Avait-elle rêvé ces mots ?

Il lui suffisait de se retourner dans le lit pour savoir que non. Pourtant, ses mots continuaient de tourner dans son esprit.

Elle était chez lui, dans sa chambre, sous ses draps, humant son odeur virile dont le parfum de Santal imprégnait le tissu qui la recouvrait. Voilà deux jours qu'elle était là, dormant avec cet homme qu'elle ne connaissait pas, mais dont la seule présence la mettait à l'aise, lui procurant cette sensation de sécurité.

La veille, elle avait demandé à ce qu'on la laisse se rendre à son rendez-vous d'embauche. La raison pour laquelle elle avait pu se rendre sur le sol coréen était cette entrevue professionnelle. D'abord réticent, Ho Ly s'était décidé à l'accompagner pour lui éviter tout désagrément.

En soi, le rendez-vous s'était mieux passé qu'elle ne l'avait pensé. Ce fut des étoiles plein les yeux et des idées de designs plein la tête qu'elle était rentrée.

En ouvrant la porte de l'appartement où vivaient les garçons, elle ne s'attendait pas à voir Shi Ji, bras croisés sur sa poitrine, le regard partagé entre l'inquiétude et la désapprobation.

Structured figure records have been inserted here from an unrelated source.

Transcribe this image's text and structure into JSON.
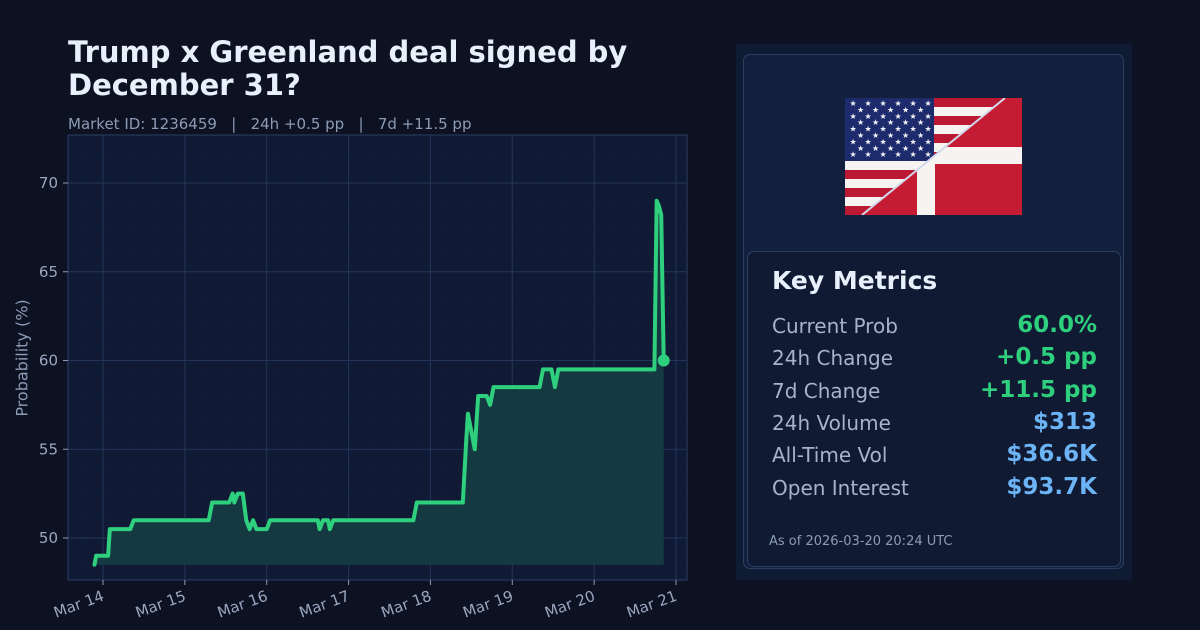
{
  "header": {
    "title": "Trump x Greenland deal signed by December 31?",
    "subtitle": "Market ID: 1236459   |   24h +0.5 pp   |   7d +11.5 pp",
    "market_id": "1236459",
    "change_24h": "24h +0.5 pp",
    "change_7d": "7d +11.5 pp"
  },
  "chart_data": {
    "type": "area",
    "title": "Trump x Greenland deal signed by December 31?",
    "xlabel": "",
    "ylabel": "Probability (%)",
    "ylim": [
      47.6,
      72.7
    ],
    "grid": true,
    "yticks": [
      50,
      55,
      60,
      65,
      70
    ],
    "xticks": [
      "Mar 14",
      "Mar 15",
      "Mar 16",
      "Mar 17",
      "Mar 18",
      "Mar 19",
      "Mar 20",
      "Mar 21"
    ],
    "line_color": "#2ecf7d",
    "fill_color": "#163b42",
    "series": [
      {
        "name": "Probability",
        "points": [
          [
            "Mar 13 21:30",
            48.5
          ],
          [
            "Mar 13 22:00",
            49.0
          ],
          [
            "Mar 14 01:30",
            49.0
          ],
          [
            "Mar 14 02:00",
            50.5
          ],
          [
            "Mar 14 08:00",
            50.5
          ],
          [
            "Mar 14 09:00",
            51.0
          ],
          [
            "Mar 15 07:00",
            51.0
          ],
          [
            "Mar 15 08:00",
            52.0
          ],
          [
            "Mar 15 13:00",
            52.0
          ],
          [
            "Mar 15 14:00",
            52.5
          ],
          [
            "Mar 15 14:30",
            52.0
          ],
          [
            "Mar 15 15:30",
            52.5
          ],
          [
            "Mar 15 17:00",
            52.5
          ],
          [
            "Mar 15 18:00",
            51.0
          ],
          [
            "Mar 15 19:00",
            50.5
          ],
          [
            "Mar 15 20:00",
            51.0
          ],
          [
            "Mar 15 21:00",
            50.5
          ],
          [
            "Mar 16 00:00",
            50.5
          ],
          [
            "Mar 16 01:00",
            51.0
          ],
          [
            "Mar 16 15:00",
            51.0
          ],
          [
            "Mar 16 15:30",
            50.5
          ],
          [
            "Mar 16 16:30",
            51.0
          ],
          [
            "Mar 16 18:00",
            51.0
          ],
          [
            "Mar 16 18:30",
            50.5
          ],
          [
            "Mar 16 19:30",
            51.0
          ],
          [
            "Mar 17 19:00",
            51.0
          ],
          [
            "Mar 17 20:00",
            52.0
          ],
          [
            "Mar 18 09:30",
            52.0
          ],
          [
            "Mar 18 10:30",
            55.5
          ],
          [
            "Mar 18 11:00",
            57.0
          ],
          [
            "Mar 18 13:00",
            55.0
          ],
          [
            "Mar 18 14:00",
            58.0
          ],
          [
            "Mar 18 16:30",
            58.0
          ],
          [
            "Mar 18 17:30",
            57.5
          ],
          [
            "Mar 18 18:30",
            58.5
          ],
          [
            "Mar 19 08:00",
            58.5
          ],
          [
            "Mar 19 09:00",
            59.5
          ],
          [
            "Mar 19 11:30",
            59.5
          ],
          [
            "Mar 19 12:30",
            58.5
          ],
          [
            "Mar 19 13:30",
            59.5
          ],
          [
            "Mar 20 17:40",
            59.5
          ],
          [
            "Mar 20 18:20",
            69.0
          ],
          [
            "Mar 20 19:00",
            68.7
          ],
          [
            "Mar 20 19:40",
            68.2
          ],
          [
            "Mar 20 20:24",
            60.0
          ]
        ]
      }
    ],
    "last_point": {
      "x": "Mar 20 20:24",
      "y": 60.0
    }
  },
  "panel": {
    "flag_icon": "us-denmark-split-flag",
    "metrics_title": "Key Metrics",
    "metrics": [
      {
        "label": "Current Prob",
        "value": "60.0%",
        "color": "#2ecf7d"
      },
      {
        "label": "24h Change",
        "value": "+0.5 pp",
        "color": "#2ecf7d"
      },
      {
        "label": "7d Change",
        "value": "+11.5 pp",
        "color": "#2ecf7d"
      },
      {
        "label": "24h Volume",
        "value": "$313",
        "color": "#6cb4f5"
      },
      {
        "label": "All-Time Vol",
        "value": "$36.6K",
        "color": "#6cb4f5"
      },
      {
        "label": "Open Interest",
        "value": "$93.7K",
        "color": "#6cb4f5"
      }
    ],
    "as_of": "As of 2026-03-20 20:24 UTC"
  }
}
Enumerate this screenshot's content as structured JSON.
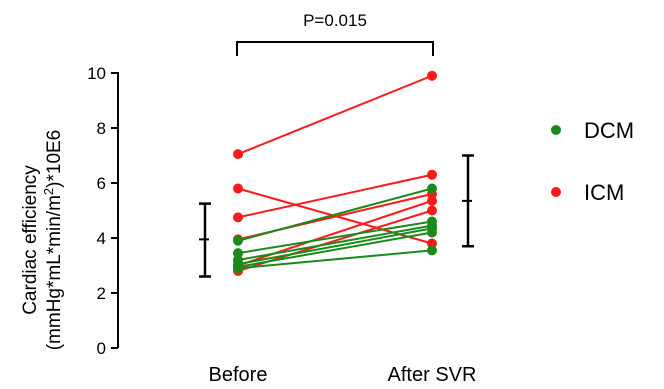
{
  "chart_data": {
    "type": "line",
    "categories": [
      "Before",
      "After SVR"
    ],
    "ylim": [
      0,
      10
    ],
    "yticks": [
      0,
      2,
      4,
      6,
      8,
      10
    ],
    "ylabel_line1": "Cardiac efficiency",
    "ylabel_line2_prefix": "(mmHg*mL*min/m",
    "ylabel_line2_sup": "2",
    "ylabel_line2_suffix": ")*10E6",
    "annotation": "P=0.015",
    "legend": [
      {
        "name": "DCM",
        "color": "#1a8a1a"
      },
      {
        "name": "ICM",
        "color": "#ff1a1a"
      }
    ],
    "series": [
      {
        "group": "ICM",
        "values": [
          7.05,
          9.9
        ]
      },
      {
        "group": "ICM",
        "values": [
          5.8,
          3.8
        ]
      },
      {
        "group": "ICM",
        "values": [
          4.75,
          6.3
        ]
      },
      {
        "group": "ICM",
        "values": [
          3.95,
          5.6
        ]
      },
      {
        "group": "ICM",
        "values": [
          3.0,
          5.35
        ]
      },
      {
        "group": "ICM",
        "values": [
          2.8,
          5.0
        ]
      },
      {
        "group": "DCM",
        "values": [
          3.9,
          5.8
        ]
      },
      {
        "group": "DCM",
        "values": [
          3.45,
          4.6
        ]
      },
      {
        "group": "DCM",
        "values": [
          3.2,
          4.45
        ]
      },
      {
        "group": "DCM",
        "values": [
          3.05,
          4.35
        ]
      },
      {
        "group": "DCM",
        "values": [
          2.95,
          4.2
        ]
      },
      {
        "group": "DCM",
        "values": [
          2.9,
          3.55
        ]
      }
    ],
    "error_bars": [
      {
        "category": "Before",
        "mean": 3.95,
        "low": 2.6,
        "high": 5.25
      },
      {
        "category": "After SVR",
        "mean": 5.35,
        "low": 3.7,
        "high": 7.0
      }
    ]
  }
}
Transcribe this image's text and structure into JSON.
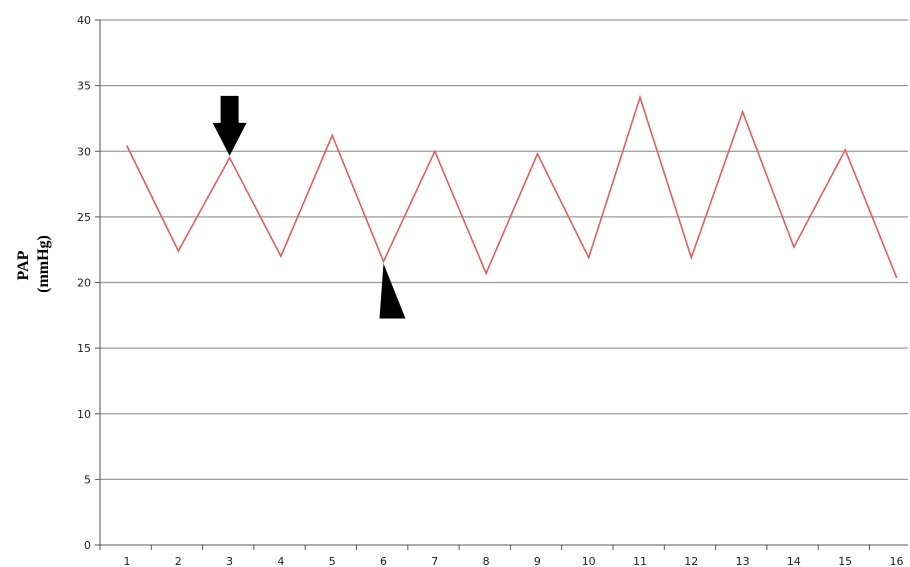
{
  "chart_data": {
    "type": "line",
    "title": "",
    "xlabel": "",
    "ylabel": "PAP\n(mmHg)",
    "ylabel_lines": [
      "PAP",
      "(mmHg)"
    ],
    "x": [
      1,
      2,
      3,
      4,
      5,
      6,
      7,
      8,
      9,
      10,
      11,
      12,
      13,
      14,
      15,
      16
    ],
    "series": [
      {
        "values": [
          30.4,
          22.4,
          29.5,
          22.0,
          31.2,
          21.6,
          30.0,
          20.7,
          29.8,
          21.9,
          34.1,
          21.9,
          33.0,
          22.7,
          30.1,
          20.4
        ]
      }
    ],
    "ylim": [
      0,
      40
    ],
    "yticks": [
      0,
      5,
      10,
      15,
      20,
      25,
      30,
      35,
      40
    ],
    "grid": true,
    "legend": "none",
    "annotations": [
      {
        "type": "down-arrow",
        "at_x": 3
      },
      {
        "type": "arrowhead",
        "at_x": 6
      }
    ],
    "colors": {
      "line": "#e06060",
      "grid": "#9a9a9a",
      "axis": "#555555",
      "marker": "#000000"
    }
  }
}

Pour désamorcer la tension qu'elle sentait, Yüna trottina vers lui et vint se suspendre à son cou, surprenant le jeune homme. Elle raconta comment s'était passé l'entretien et tous voulurent fêter la bonne nouvelle en grandes pompes. Elle leur détailla les lieux, le personnel, le feeling qu'elle avait et l'accord passé avec la directrice, ainsi que les remarques faites sur son portfolio, telle une gamine s'extasiant devant le Père Noël. Shrinlo était admiratif du courage et de l'effort qu'avait produits la jeune femme pendant cette sortie.

[...]

Ce soir-là, après avoir passé la journée enfermée dans la chambre du chanteur à bosser sans relâche sur des croquis, dont l'inspiration lui était venue d'un coup, elle se décida à sortir pour les trouver, épuisés de leur journée, dans le grand salon. Car même s'ils étaient techniquement en vacances, ils avaient quand même des engagements à tenir vis-à-vis de leur agence.

Elle s'approcha doucement du salon, les observant boire de la bière dans un silence fatigué.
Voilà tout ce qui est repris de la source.